Бертеги слегка подвинулся к собеседнику — точнее, противнику, поскольку комиссар относился к этому разговору как к допросу подозреваемого, — и тем же тоном мужской доверительности произнес:
— Знаете что, месье Ле Гаррек? У меня есть смутное подозрение, что вы скрываете вещи, которые я хочу знать. Кроме того, вы в некоторой степени страдаете звездной болезнью, что не может меня не раздражать. Но, несмотря на это, вы мне нравитесь. Не спрашивайте почему, поскольку я и сам этого не знаю… можно сказать, я чувствую к вам расположение чуть ли не вопреки самому себе, — но это так.
Проблема, однако, в том, что во всей этой истории очень много темных пятен. Очень обширных. И вот что я вам скажу: да, мне известно, что вы сегодня похоронили мать, но, если уж вы находите в себе достаточно сил, чтобы удовлетворить свое либидо меньше чем через час, думаю, вы найдете немного сил и для того, чтобы удовлетворить мое любопытство.

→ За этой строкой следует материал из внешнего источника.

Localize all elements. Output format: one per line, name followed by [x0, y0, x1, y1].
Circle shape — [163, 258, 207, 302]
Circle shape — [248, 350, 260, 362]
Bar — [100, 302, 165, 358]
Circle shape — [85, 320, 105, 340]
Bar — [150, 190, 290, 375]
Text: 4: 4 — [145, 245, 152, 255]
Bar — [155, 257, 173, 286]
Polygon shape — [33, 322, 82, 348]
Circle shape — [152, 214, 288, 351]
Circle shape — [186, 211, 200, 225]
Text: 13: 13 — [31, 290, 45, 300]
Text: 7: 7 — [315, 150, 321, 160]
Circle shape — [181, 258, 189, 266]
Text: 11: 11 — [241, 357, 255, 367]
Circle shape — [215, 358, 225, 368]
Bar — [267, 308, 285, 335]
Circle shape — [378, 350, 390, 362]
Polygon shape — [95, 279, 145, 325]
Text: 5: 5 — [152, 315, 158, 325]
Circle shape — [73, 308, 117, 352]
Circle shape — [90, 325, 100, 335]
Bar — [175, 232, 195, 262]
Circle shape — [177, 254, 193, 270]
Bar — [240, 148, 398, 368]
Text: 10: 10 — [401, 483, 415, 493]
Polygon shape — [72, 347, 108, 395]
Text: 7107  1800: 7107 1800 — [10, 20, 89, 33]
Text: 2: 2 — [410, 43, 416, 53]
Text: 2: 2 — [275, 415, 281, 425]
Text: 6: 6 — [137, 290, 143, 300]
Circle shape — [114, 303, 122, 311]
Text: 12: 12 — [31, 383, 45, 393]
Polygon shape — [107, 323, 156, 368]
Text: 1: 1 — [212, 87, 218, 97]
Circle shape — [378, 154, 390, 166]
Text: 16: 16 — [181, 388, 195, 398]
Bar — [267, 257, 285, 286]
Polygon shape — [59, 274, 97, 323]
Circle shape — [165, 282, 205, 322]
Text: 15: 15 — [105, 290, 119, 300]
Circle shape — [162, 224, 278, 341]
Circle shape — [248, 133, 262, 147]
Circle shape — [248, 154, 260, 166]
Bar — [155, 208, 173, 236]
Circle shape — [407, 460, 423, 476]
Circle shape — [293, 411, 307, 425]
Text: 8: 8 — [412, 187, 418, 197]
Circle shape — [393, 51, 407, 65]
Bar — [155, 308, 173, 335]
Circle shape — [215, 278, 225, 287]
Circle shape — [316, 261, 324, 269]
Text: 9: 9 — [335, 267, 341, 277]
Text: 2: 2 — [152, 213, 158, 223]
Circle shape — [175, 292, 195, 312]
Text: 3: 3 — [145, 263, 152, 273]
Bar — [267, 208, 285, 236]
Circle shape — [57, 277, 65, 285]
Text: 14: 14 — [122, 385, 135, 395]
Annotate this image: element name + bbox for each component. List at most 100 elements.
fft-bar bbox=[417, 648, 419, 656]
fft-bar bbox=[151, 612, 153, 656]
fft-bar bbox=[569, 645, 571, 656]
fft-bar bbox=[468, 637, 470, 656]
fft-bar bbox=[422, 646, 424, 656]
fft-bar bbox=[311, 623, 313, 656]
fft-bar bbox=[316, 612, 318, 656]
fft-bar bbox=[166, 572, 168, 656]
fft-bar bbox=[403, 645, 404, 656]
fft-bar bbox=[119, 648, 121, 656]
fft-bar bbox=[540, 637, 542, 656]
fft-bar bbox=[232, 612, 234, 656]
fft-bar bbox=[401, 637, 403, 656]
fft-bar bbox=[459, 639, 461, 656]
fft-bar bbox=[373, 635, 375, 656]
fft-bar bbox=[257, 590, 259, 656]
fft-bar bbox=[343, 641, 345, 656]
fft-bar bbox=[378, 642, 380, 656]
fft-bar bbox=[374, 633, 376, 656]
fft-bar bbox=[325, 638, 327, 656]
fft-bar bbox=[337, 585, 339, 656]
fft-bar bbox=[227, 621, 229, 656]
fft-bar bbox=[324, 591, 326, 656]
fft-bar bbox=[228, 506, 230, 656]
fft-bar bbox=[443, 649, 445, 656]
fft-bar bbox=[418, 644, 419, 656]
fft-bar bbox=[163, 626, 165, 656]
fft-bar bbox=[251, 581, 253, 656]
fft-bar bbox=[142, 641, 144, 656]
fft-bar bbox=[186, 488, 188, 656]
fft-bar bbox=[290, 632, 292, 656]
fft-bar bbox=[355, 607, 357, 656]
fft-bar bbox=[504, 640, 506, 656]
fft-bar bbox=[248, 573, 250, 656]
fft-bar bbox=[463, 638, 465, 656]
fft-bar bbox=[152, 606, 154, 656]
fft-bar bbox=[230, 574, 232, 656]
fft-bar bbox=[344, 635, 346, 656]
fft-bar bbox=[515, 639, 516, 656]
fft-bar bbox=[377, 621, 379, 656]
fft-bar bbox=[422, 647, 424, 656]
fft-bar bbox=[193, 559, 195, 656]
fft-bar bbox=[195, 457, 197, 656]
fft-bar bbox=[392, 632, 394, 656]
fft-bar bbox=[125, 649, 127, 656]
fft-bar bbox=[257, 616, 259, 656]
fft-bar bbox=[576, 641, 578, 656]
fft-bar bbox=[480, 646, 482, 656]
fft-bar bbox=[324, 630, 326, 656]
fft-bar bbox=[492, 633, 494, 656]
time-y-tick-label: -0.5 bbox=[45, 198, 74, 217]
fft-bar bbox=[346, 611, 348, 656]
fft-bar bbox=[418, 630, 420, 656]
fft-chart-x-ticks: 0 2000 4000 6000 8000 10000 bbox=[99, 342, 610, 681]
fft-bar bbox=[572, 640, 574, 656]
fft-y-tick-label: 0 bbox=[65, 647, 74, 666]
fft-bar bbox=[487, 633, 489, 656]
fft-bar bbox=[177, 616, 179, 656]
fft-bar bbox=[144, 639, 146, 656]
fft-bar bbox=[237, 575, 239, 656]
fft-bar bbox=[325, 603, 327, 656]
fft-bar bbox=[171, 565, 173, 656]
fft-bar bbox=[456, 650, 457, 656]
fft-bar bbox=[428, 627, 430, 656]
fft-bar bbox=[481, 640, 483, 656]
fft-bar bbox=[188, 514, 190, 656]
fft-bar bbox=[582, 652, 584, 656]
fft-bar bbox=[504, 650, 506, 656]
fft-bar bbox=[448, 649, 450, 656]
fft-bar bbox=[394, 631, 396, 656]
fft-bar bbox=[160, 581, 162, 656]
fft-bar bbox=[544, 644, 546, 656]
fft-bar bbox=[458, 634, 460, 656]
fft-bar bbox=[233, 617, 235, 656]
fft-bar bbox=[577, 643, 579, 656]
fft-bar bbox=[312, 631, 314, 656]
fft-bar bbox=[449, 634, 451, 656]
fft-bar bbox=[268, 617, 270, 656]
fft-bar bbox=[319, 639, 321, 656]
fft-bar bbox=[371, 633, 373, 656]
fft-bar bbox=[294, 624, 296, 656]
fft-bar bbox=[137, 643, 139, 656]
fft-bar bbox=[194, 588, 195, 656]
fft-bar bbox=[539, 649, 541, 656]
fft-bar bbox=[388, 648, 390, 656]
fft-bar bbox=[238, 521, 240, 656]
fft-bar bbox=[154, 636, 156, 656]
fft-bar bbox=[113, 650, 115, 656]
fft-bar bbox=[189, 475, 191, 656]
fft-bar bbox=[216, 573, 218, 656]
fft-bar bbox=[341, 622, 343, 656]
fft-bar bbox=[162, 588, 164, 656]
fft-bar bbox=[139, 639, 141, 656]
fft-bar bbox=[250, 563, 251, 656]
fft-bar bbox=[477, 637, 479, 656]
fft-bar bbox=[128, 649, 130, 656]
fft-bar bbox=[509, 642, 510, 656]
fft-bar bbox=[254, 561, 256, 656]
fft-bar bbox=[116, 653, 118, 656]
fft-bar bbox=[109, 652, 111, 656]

Пару минут оба мужчины молчали.
— К тому же, — добавил Бертеги, — думаю, лучше будет договорить сегодня здесь, чем завтра — в полицейском участке.
Ле Гаррек сдался первым, улыбнувшись, как побежденный, признающий превосходящую силу соперника.
— Ну, хорошо. Так что вам сказать по поводу той автокатастрофы?.. Я почти ничего не знаю. Знаю только, что у машины отца отказали тормоза. Она вылетела на обочину, врезалась в дерево и загорелась… Все.
— А что вы скажете о Вильбуа?
Ле Гаррек почти не отреагировал — лишь коротко моргнул, и мускулы его лица чуть напряглись. Но Бертеги смотрел на него очень внимательно и ничего не упустил. Он больше не слышал голоса Сары Воэн, зазвучавшего после Билли Холлидей, не замечал брюнетки, переместившейся из-за стойки бара за столик недавно вошедшего человека в деловом костюме — судя по красноватому цвету лица, местного винодела. Комиссар как будто находился в темной комнате, единственный источник света в которой был направлен прямо в лицо его… да, противника. Это был не слишком резкий, но неумолимый свет.
— Вильбуа, — повторил Ле Гаррек. — Что именно вы хотите знать?
— Ваша мать познакомилась с ним вскоре после смерти отца, если я правильно понял?
— Вы проделали хорошую работу, комиссар. Особенно если учесть, насколько здешние люди скрытны… Однако здесь вы ошибаетесь. Все говорит о том, что она была его любовницей раньше.
— Именно поэтому вы в конце концов порвали с матерью?
Теперь Ле Гаррек не скрывал своей подавленности, поскольку в данном случае она была объяснима и даже давала ему некоторые преимущества. Глядя на оливку в своем бокале, он произнес:
— Мне никогда не нравился Вильбуа. И уж тем более после того, как я обо всем узнал… Но у нас матерью и до этого были напряженные отношения. Всегда…
— А с ним?
— Вообще никаких. Мы даже не разговаривали.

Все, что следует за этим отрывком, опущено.